On transparency and accountability, the secretary said the department will document the prior activity so individuals who believe they were harmed can show evidence and so the practice cannot recur. "People who are harmed deserve to know that and be able to prove that they were harmed," he said, and promised a process to link instances of deplatforming to any information that had come from State Department‑funded work.
He also referenced journalists' efforts to obtain records of grants and contracts tied to the program and said the department will pursue a more formal disclosure. "This is a program that has been shrouded in secrecy," he said, noting reporters such as Matt Taibbi had encountered obstacles to getting documents.
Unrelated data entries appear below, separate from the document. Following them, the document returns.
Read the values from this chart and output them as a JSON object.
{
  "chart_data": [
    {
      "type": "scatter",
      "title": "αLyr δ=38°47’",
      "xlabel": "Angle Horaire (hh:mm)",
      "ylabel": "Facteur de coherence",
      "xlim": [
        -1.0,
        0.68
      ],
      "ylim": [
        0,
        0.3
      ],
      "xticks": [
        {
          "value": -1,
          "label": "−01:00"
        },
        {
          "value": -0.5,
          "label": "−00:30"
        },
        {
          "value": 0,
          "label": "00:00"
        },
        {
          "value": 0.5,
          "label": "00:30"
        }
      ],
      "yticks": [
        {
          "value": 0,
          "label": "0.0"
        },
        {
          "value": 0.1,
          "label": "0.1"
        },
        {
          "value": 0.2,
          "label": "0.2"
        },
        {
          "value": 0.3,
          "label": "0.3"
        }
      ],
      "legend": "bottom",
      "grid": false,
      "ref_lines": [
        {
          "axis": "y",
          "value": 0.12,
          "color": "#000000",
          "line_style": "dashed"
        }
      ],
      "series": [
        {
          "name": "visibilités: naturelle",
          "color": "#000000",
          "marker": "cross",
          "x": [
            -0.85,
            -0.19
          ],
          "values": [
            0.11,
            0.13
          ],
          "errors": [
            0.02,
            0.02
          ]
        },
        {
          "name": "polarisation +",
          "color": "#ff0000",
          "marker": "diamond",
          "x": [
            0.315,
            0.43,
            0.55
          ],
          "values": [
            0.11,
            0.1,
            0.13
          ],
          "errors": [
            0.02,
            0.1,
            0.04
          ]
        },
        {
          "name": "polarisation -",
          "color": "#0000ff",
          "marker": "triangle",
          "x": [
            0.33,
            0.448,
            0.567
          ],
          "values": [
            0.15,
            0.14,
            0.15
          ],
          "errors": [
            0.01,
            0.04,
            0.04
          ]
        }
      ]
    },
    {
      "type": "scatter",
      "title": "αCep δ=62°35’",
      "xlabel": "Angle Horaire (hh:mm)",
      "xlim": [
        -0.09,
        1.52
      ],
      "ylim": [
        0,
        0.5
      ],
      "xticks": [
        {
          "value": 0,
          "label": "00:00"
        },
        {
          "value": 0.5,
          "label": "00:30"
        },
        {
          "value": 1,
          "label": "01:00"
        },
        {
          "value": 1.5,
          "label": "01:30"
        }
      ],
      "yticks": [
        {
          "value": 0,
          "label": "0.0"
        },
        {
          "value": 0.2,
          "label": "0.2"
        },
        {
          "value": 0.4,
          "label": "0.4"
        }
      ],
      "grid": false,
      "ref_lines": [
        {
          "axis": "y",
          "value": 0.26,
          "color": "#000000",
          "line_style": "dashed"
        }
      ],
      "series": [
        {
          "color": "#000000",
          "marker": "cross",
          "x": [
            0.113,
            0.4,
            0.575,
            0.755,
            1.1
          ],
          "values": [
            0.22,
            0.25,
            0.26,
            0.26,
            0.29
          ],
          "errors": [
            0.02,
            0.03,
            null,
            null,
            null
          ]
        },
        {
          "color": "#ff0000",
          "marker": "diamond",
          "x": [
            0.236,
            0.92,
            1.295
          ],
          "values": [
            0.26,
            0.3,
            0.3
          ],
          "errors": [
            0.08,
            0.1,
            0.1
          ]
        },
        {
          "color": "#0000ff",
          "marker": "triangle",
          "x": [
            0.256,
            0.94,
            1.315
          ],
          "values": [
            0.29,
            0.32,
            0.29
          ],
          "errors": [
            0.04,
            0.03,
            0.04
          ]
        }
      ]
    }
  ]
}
The secretary named the Global Engagement Center partner ecosystem and outside nongovernmental organizations as intermediaries that had received funding and performed labeling work, and he singled out the need for cross‑jurisdictional review to trace how specific individuals may have been deplatformed. He said some high‑profile cases are already known and that the department will look for everyday Americans who may have been affected in 2020 and 2021.
On the international dimension, the secretary warned that foreign laws and multilateral rules — including the European Union's Digital Services Act and related voluntary "codes" — can have extra‑territorial effects on Americans living or posting abroad. He said the department will raise these concerns in diplomatic discussions and prioritize the impact on U.S. citizens. "Our number 1 priority is Americans," he said, adding that when foreign entities take actions that go after Americans for speech it becomes a "foreign policy irritant" and in some cases an impediment to cooperation.
The secretary also referenced threats of fines against X (formerly Twitter) under the EU regime and expressed concern about foreign regulatory pressure on platforms. He said the department's approach is to counter falsehoods with truthful messaging rather than to seek removal or punishment of speakers.
The interview touched on next steps: creating a written record, establishing a process for aggrieved parties to present evidence, and conducting cross‑jurisdictional investigations where necessary. The secretary said the work to document the depth and scope of past activity has already begun but did not give a timeline for completion.
No formal votes or legislative actions were recorded in the interview. The secretary acknowledged ongoing lawsuits and said the department will work to document events in a way that supports accountability and prevents recurrence.